By taking advantage of the centralisation and multi-linkage capabilities of Envisio to streamline progress reporting, Norfolk Island will be setting the standard for demonstrating their commitment to these new guidelines. Through regular tracking and reporting against this information, their management team will have timely insights into emerging issues and a better understanding of areas needing attention and the potential flow-on impacts to the achievement of key strategic goals or initiatives.
“Armed with such information, our managers can then make informed choices regarding their priorities and resource allocation, which is a game changer for us." - Paul Martin, Corporate and Finance Manager, NIRC
Enhancing Stakeholder Confidence and Trust
It is no secret that we all have deeply entrenched in our intuitive psyche that trust must be earned, and in a government context, it is hugely evident that “government moves at the speed of trust."
"Government moves at the speed of trust." Mike Bell, CEO, Envisio
Therefore, in an interconnected world with information readily available at our fingertips, the ability to proactively manage and share information both internally and externally through transparent tracking and reporting platforms like Envisio can significantly increase confidence and foster trust amongst stakeholders, which is critical for strategic progress.
Norfolk Island’s Audit and Risk Improvement Committee (ARIC) are provided access to a suite of interactive reports and dashboards produced from Envisio highlighting Council’s progress toward its strategic and operational risks.
A comment made by a current standing ARIC Committee Member for Norfolk Island, Gary Mottau, expressed,
“The control environment adopted by management needs to provide of existence throughout the reporting period. Mere attestation is not enough. ARIC members seek evidence that risk management information is assessed accurately and completely. The risk register should therefore be consistent with all other IP&R documents as the "single source of truth. The strength of Envisio to both provide this single-source-of-truth, but also enable Council to integrate its risk management activities into its existing Delivery Plan efforts is setting a new standard in delivering this evidence. The confidence we now have as ARIC members has substantially increased as a result. Anecdotally, there is no other Council I am aware of producing information in such a transparent and interactive way to their ARIC committees.”

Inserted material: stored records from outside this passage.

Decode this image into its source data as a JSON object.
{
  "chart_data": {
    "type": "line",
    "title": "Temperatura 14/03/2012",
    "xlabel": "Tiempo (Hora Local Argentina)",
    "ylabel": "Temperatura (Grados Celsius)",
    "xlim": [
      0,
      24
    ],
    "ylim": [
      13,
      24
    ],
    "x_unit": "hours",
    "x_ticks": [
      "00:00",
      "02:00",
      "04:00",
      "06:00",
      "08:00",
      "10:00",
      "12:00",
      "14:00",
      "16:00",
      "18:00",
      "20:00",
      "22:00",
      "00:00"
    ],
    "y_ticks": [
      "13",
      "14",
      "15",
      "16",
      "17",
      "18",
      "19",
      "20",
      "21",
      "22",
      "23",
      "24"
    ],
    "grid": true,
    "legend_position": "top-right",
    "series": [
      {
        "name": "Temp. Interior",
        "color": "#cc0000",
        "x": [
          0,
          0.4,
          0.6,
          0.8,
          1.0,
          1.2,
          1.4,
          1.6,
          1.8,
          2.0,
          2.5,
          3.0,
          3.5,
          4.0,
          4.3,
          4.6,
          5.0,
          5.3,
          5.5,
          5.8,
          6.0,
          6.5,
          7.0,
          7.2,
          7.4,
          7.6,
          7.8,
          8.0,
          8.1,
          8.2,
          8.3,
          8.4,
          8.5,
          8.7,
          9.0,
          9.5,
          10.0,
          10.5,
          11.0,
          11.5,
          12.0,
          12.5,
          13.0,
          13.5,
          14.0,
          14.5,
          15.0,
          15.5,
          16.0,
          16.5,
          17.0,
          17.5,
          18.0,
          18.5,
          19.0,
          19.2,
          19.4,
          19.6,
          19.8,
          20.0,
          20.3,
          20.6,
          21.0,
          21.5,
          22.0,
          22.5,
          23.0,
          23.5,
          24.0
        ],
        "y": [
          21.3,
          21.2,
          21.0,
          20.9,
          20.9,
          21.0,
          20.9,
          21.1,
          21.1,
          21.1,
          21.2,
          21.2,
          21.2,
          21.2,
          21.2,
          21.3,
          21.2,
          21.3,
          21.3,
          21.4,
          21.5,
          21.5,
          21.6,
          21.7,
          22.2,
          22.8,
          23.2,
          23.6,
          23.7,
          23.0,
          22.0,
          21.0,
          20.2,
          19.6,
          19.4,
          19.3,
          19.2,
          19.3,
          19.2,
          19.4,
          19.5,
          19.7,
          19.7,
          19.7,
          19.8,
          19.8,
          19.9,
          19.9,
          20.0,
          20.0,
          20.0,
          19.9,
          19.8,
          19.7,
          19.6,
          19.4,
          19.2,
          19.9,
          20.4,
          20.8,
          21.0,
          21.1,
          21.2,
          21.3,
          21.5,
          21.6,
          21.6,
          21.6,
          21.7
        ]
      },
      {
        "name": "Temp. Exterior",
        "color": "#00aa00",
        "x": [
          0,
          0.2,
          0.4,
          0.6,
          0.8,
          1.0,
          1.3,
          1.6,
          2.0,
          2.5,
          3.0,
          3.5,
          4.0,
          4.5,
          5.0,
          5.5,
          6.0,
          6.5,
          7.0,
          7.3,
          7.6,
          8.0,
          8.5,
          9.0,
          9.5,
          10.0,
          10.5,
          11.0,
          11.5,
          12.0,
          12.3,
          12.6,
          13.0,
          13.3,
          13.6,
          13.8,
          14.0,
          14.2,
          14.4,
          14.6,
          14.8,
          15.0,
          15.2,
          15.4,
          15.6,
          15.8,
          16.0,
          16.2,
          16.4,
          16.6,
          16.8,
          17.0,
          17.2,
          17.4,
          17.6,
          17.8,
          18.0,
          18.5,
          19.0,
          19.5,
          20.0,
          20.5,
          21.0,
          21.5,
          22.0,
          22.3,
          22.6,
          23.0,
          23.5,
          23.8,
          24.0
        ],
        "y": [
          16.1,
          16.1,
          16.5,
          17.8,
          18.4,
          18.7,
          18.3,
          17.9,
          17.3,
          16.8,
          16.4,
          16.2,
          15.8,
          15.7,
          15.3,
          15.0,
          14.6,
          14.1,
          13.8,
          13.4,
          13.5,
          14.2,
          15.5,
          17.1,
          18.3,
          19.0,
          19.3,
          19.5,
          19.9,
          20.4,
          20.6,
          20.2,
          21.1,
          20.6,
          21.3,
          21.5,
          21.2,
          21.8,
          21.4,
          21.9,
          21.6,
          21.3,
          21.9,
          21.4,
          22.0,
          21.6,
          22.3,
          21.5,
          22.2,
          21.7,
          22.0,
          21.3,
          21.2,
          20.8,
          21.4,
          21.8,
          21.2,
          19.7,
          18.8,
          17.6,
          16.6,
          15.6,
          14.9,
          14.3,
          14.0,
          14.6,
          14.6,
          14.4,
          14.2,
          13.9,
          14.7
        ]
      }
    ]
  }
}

As many organisations head into the deep waters of their Operational Planning for the upcoming financial year and QLD councils welcome freshly elected members and Mayors, let this be a poignant reminder to consider how you might be incorporating your mitigation strategies into your business activities.
A well-maintained risk register integrated into your Strategic and Operational Plans will serve as a cornerstone of effective organisational planning and strategic achievement. However, to derive maximum value from this process, it is also crucial to ensure visibility through regular tracking and reporting. By doing so, your organisation will not only enhance its resilience but also foster trust, promote compliance, and empower informed decision-making to make more efficient strides toward community goals.
In today's fast-paced environment, the ability to manage these two worlds effectively is not just a prudent practice – it is a strategic imperative.